A POET'S DIARY
A.K. Ramanujan (1929-1993), one of India's finest poets, translators, folklorists, essayists and scholars of the twentieth century, is a stalwart in India's literary history. His translations of ancient Tamil and medieval Kannada poetry, as well as of UR Ananthamurthy's novel Samskara, are considered as classics in Indian literature. A pioneering modernist poet, during his lifetime he produced four poetry collections in English, and he had also intended to publish the journals he had kept throughout the decades. After his premature death 25 years ago, his journals, diaries, papers and other documents-spanning fifty years from 1944 to 1993-were given by his family to the Special Collections Research Center at the Regenstein Library of the University of Chicago in June 1994. These unpublished writings, meticulously preserved and catalogued at the University of Chicago, were waiting for someone to unveil them to a wider readership.
Edited by Krishna Ramanujan and Guillermo Rodríguez, Journeys offers access to Ramanujan's personal diaries and journals, providing a window into his creative process. It will include literary entries from his travels, his thoughts on writing, poetry drafts, and dreams. His diaries and journals served as fertile ground where he planted the seeds for much of his published work.
A.K. Ramanujan (1929-1993), born in Mysore, India, received his BA with honors in English Language and Literature from Mysore University in 1949, and his MA the following year. For the next eight years, he was a lecturer in English successively in S.N. College, Quilon (Kerala), Thiagarajar College, Madurai (Tamil Nadu), Lingaraj College, Belgaum (Karnataka), and M.S. University, Baroda (Gujarat). In 1958, he received graduate diplomas in linguistics from Deccan College, Poona.
The following year Ramanujan came to the United States on a Fulbright fellowship, enrolling at Indiana University, which awarded him a PhD in linguistics in 1963. He joined the faculty of the University of Chicago in 1962 as assistant professor, and was appointed professor in 1968. At the time of his death, he was the William H. Colvin Professor in the Department of South Asian Languages and Civilizations, the Department of Linguistics, and the Committee on Social Thought. He also taught as a visiting professor at Harvard University, University of California at Berkeley, University of Wisconsin, Madison, and University of Michigan.

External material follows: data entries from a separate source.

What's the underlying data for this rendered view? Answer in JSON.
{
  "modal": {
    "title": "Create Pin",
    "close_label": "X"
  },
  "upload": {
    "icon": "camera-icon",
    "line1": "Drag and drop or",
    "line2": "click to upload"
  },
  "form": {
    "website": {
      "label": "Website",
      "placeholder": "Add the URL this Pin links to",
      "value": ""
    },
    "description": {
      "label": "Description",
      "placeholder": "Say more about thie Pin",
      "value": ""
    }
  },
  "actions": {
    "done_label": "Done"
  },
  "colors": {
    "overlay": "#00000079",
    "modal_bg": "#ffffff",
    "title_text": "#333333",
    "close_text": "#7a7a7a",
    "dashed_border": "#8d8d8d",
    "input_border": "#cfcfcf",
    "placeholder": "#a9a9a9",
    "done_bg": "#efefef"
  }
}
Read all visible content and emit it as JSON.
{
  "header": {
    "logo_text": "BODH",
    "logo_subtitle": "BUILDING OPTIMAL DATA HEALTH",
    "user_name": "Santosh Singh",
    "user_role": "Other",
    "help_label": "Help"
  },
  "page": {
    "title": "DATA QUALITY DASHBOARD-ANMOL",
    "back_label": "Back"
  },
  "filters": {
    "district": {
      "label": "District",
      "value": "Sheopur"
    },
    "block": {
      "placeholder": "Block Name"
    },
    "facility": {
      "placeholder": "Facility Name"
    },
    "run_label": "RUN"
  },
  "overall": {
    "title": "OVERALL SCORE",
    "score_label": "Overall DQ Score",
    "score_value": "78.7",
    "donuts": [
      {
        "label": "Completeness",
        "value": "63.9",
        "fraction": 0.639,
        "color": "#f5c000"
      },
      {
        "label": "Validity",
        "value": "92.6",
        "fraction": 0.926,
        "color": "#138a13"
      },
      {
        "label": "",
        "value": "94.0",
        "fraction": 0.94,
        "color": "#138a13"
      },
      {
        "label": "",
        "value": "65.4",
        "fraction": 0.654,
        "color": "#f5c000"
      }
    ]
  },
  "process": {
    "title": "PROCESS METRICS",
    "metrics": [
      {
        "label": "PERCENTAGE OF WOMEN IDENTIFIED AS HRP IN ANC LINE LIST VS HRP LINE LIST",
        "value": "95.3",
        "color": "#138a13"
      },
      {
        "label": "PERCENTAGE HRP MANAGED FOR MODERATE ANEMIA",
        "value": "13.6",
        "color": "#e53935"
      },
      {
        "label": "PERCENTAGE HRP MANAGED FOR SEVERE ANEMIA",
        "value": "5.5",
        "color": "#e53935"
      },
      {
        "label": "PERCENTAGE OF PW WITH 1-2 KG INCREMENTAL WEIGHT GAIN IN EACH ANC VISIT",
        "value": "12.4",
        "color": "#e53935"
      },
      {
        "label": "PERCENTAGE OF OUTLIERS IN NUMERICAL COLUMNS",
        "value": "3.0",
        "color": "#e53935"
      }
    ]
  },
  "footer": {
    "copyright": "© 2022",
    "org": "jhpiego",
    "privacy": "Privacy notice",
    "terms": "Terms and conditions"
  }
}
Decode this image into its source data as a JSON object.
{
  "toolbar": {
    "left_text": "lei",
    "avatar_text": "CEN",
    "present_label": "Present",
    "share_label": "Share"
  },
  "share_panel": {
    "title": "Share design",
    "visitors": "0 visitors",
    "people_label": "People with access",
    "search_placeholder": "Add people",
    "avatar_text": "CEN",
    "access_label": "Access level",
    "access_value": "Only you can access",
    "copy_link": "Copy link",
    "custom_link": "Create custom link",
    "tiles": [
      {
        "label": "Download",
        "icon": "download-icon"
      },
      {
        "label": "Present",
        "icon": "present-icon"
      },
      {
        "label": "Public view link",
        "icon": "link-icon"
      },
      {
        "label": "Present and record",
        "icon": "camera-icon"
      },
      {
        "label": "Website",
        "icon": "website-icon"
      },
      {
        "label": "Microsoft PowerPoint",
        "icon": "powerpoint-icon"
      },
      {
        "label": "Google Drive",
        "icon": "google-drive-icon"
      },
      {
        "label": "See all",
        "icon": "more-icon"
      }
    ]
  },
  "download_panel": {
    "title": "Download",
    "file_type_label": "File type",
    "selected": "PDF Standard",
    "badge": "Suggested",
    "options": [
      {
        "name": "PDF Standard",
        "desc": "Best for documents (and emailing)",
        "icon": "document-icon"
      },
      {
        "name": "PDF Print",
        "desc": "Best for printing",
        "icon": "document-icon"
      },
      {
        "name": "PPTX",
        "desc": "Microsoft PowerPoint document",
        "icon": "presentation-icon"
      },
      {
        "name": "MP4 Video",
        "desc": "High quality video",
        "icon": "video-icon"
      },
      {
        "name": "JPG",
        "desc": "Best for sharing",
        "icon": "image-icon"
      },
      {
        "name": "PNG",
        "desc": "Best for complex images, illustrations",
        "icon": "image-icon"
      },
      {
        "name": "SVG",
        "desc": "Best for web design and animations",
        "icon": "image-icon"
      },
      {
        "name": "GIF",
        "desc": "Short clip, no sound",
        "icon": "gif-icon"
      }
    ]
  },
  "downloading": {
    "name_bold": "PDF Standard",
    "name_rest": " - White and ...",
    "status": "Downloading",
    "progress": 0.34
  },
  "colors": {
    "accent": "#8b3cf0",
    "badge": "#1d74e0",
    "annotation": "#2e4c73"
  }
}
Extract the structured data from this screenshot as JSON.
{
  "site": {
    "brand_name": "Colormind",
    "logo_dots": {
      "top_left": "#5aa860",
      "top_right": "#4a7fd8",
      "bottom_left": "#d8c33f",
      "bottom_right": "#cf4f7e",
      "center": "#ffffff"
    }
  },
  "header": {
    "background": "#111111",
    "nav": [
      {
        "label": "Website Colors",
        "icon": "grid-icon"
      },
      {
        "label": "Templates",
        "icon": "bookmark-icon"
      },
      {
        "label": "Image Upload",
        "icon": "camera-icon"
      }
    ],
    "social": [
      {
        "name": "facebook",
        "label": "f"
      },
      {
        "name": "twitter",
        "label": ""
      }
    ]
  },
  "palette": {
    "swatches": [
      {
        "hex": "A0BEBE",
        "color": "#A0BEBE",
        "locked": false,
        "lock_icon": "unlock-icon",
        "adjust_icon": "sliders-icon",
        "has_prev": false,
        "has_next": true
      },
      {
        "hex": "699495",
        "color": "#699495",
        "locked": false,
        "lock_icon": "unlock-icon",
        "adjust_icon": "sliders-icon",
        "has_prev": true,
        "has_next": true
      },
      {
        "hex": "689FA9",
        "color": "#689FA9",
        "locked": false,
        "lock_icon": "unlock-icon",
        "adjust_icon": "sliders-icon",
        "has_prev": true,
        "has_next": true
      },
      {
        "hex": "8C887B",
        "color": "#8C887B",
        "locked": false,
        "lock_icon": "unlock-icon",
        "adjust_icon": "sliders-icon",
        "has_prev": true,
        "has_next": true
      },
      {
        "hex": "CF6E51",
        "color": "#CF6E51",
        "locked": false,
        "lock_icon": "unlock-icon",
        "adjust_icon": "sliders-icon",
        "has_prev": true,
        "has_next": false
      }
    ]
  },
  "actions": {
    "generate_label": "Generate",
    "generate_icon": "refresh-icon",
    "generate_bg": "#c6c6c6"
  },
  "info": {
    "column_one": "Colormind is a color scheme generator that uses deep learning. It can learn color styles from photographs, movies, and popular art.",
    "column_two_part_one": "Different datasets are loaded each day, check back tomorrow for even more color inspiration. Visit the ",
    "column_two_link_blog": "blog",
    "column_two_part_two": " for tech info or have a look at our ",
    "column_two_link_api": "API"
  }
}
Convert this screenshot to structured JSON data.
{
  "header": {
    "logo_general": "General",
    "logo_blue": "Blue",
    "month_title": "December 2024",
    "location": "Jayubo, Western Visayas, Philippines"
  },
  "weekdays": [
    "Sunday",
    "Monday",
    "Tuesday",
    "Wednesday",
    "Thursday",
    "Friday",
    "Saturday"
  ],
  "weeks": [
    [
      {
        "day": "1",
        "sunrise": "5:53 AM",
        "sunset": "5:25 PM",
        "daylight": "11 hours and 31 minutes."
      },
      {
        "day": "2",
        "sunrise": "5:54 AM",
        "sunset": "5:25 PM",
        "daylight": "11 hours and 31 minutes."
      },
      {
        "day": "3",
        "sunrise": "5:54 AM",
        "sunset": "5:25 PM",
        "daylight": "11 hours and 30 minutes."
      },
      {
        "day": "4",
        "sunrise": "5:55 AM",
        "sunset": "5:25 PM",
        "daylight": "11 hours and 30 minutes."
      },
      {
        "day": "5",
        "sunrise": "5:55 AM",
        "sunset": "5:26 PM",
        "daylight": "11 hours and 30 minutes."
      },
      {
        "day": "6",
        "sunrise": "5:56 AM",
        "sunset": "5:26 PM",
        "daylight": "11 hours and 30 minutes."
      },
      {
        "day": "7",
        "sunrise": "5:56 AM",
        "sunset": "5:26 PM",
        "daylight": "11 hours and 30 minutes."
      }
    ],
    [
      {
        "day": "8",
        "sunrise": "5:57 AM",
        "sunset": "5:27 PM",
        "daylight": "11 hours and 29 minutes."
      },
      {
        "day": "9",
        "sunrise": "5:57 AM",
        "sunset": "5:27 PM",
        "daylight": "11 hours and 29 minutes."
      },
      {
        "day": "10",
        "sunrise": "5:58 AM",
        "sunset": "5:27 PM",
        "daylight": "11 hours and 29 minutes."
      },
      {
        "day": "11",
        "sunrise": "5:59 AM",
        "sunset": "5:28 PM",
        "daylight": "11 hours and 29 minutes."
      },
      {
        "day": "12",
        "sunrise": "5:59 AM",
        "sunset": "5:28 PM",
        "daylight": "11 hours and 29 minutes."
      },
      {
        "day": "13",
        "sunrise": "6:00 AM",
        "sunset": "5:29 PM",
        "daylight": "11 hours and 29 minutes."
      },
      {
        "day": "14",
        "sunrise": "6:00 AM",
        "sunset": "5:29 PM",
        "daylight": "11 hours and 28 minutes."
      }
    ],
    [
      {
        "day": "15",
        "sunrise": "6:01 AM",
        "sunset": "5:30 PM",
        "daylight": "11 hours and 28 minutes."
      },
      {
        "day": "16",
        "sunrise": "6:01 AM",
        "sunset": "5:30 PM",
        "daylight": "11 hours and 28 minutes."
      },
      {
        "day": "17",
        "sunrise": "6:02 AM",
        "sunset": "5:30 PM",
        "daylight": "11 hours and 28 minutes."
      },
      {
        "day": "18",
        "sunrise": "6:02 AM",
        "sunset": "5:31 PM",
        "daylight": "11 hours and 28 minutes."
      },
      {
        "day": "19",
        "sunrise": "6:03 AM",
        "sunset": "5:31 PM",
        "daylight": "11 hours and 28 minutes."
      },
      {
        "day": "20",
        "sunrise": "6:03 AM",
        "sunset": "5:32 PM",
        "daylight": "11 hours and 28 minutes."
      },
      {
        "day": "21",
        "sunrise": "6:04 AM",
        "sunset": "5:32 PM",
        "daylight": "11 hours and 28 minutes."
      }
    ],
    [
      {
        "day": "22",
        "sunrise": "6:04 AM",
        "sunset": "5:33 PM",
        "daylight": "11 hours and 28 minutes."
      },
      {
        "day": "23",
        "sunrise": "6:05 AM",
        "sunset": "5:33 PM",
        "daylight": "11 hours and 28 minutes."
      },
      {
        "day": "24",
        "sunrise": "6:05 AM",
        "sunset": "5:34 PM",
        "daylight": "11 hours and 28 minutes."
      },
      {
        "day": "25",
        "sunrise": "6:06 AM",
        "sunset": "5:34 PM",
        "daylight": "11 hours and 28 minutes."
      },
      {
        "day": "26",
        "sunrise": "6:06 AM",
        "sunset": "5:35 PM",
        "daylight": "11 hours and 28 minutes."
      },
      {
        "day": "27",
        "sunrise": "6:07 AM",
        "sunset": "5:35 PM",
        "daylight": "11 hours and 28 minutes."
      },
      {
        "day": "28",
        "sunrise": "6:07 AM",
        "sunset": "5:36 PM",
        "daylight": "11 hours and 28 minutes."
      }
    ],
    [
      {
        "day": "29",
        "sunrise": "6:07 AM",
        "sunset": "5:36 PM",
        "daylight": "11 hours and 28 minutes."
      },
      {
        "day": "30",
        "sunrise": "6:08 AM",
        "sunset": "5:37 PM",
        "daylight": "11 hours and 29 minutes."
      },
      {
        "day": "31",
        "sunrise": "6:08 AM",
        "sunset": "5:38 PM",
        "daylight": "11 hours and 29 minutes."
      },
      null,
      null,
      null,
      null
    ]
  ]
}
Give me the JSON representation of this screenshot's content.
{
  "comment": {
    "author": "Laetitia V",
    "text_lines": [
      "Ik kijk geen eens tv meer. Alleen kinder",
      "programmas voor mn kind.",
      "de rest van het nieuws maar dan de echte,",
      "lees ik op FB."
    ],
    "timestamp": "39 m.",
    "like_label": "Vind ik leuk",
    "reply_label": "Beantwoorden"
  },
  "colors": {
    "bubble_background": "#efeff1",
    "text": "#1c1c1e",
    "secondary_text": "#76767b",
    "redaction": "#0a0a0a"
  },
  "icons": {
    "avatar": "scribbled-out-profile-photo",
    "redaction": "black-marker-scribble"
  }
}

Ramanujan received many honours and prizes, including the title 'Padma Sri' awarded by the Government of India in 1976 for contributions to Indian literature and linguistics, and a MacArthur Prize Fellowship in 1983. In 1988, he delivered the Radhakrishnan Memorial Lectures at All Soul's College, Oxford. He was elected to the American Academy of Arts and Sciences in 1990. In 1999, he was posthumously given the Sahitya Akademi Award in English for The Collected Poems.
He was the author or translator of twenty-three books, including eight posthumous works, and he co-authored and edited various other seminal publications. While still alive, he published seven volumes of original poetry in English and Kannada, and landmark translations of verse from Tamil (ancient Sangam classics and medieval Alvar saints) and Kannada, including his famous book of poetry from medieval Kannada mystics, Speaking of Siva (Penguin, 1973), which was nominated for the National Book Award in the US. His translation of U.R. Anantha Murthy's Kannada novel Samskara is considered a classic. His last published book during his lifetime was Folktales from India, Oral Tales from Twenty-two Languages (Pantheon, 1991).
Mere biodata, however, cannot convey the magnitude of Ramanujan's talents - as teacher, scholar, poet, literary critic, and translator - nor how deeply he influenced a whole generation of poets, translators and scholars, and enriched the lives of all who came to know him.